Ящер недовольно зашипел и подёргал лапой. Шкура не спешила сваливаться — зацепившись за что-то, она так и висела на ноге. Кесса подошла поближе, чтобы отцепить её, притронулась к лапе — и Горка вздрогнул и недовольно зарокотал. Из его бедра выглядывала рукоять клинка — огромная заноза, как раз ему по размеру.
— Ох ты! Тебя ранили, — поцокала языком Кесса. — Длинный же это нож! Зато лезвие должно быть гладким. Не шевелись!
Она уцепилась за рукоять, дёрнула изо всех сил — и полетела кубарем, выронив окровавленный трофей по дороге. Горка, перекатившись на брюхо, встряхнулся всем телом, повернул голову к упавшей Речнице и гулко вздохнул.
— Да, силы тебе не занимать, — проворчала Кесса, отряхиваясь от обрывков травы и потирая ушибленный бок. — Если можешь встать — встань и отряхнись!
Ящер заворочался, перенося вес с лапы на лапу, и резко выпрямился, встряхиваясь всем телом. Алые брызги полетели во все стороны. Кесса, сидя в траве, видела, как приподнимаются и укладываются плотно, край к краю, стальные перья, как смыкаются ряды острых лезвий на хвосте и лапах, и как шевелятся на подогнутых пальцах серебристые когти. Горка разглядывал себя, выгибая шею, обнюхал лапы и обернулся вслед за хвостом, так до него и не дотянувшись.
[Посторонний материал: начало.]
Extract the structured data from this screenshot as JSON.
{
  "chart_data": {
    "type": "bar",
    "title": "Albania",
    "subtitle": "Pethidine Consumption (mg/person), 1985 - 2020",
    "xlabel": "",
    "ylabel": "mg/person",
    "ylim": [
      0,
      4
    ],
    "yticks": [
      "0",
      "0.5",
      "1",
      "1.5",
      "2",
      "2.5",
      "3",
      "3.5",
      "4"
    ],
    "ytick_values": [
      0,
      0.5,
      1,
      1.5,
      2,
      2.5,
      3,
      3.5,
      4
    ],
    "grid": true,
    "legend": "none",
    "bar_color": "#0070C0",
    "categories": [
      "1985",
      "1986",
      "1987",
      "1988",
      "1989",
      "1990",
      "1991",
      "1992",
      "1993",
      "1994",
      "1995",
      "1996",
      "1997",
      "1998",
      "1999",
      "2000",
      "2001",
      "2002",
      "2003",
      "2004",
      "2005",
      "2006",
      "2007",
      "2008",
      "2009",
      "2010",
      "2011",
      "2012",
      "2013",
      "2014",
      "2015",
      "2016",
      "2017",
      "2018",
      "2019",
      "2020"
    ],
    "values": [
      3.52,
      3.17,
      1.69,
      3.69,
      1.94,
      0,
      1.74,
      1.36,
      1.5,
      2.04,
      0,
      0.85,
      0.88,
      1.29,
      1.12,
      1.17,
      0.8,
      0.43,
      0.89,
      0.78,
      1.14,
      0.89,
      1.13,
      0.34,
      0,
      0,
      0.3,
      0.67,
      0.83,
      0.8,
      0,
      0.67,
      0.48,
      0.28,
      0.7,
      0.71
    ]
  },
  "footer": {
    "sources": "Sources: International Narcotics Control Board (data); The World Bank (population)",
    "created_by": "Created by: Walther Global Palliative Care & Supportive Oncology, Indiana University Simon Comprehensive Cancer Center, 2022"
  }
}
— Горка, держи! — Кесса подбросила в воздух большой водяной шар, и ящер поймал его на лету. Но это не утолило его жажду — тяжело вздохнув, он лёг и подставил приоткрытую пасть дождевым струям. Кесса, мимоходом подобрав выроненный клинок и вытерев его о траву, подошла к зурхану. Тот слегка повернул голову, гулко вздохнул.
— Вот и всё, Горка. У тебя новая шкура и новые когти, — Кесса дотронулась до его макушки, поблескивающей под дождём. — И все перья — красивые и прочные. Теперь ни одна тварь не посмеет запихнуть тебя в печь!
Её взгляд упал на широкий ошейник. Тот так и остался на шее Горки — теперь он сидел плотнее, но стальные перья не смогли его разорвать. Тёмные камни загадочно мигали, и Кессе чудилось в их отблесках что-то недоброе.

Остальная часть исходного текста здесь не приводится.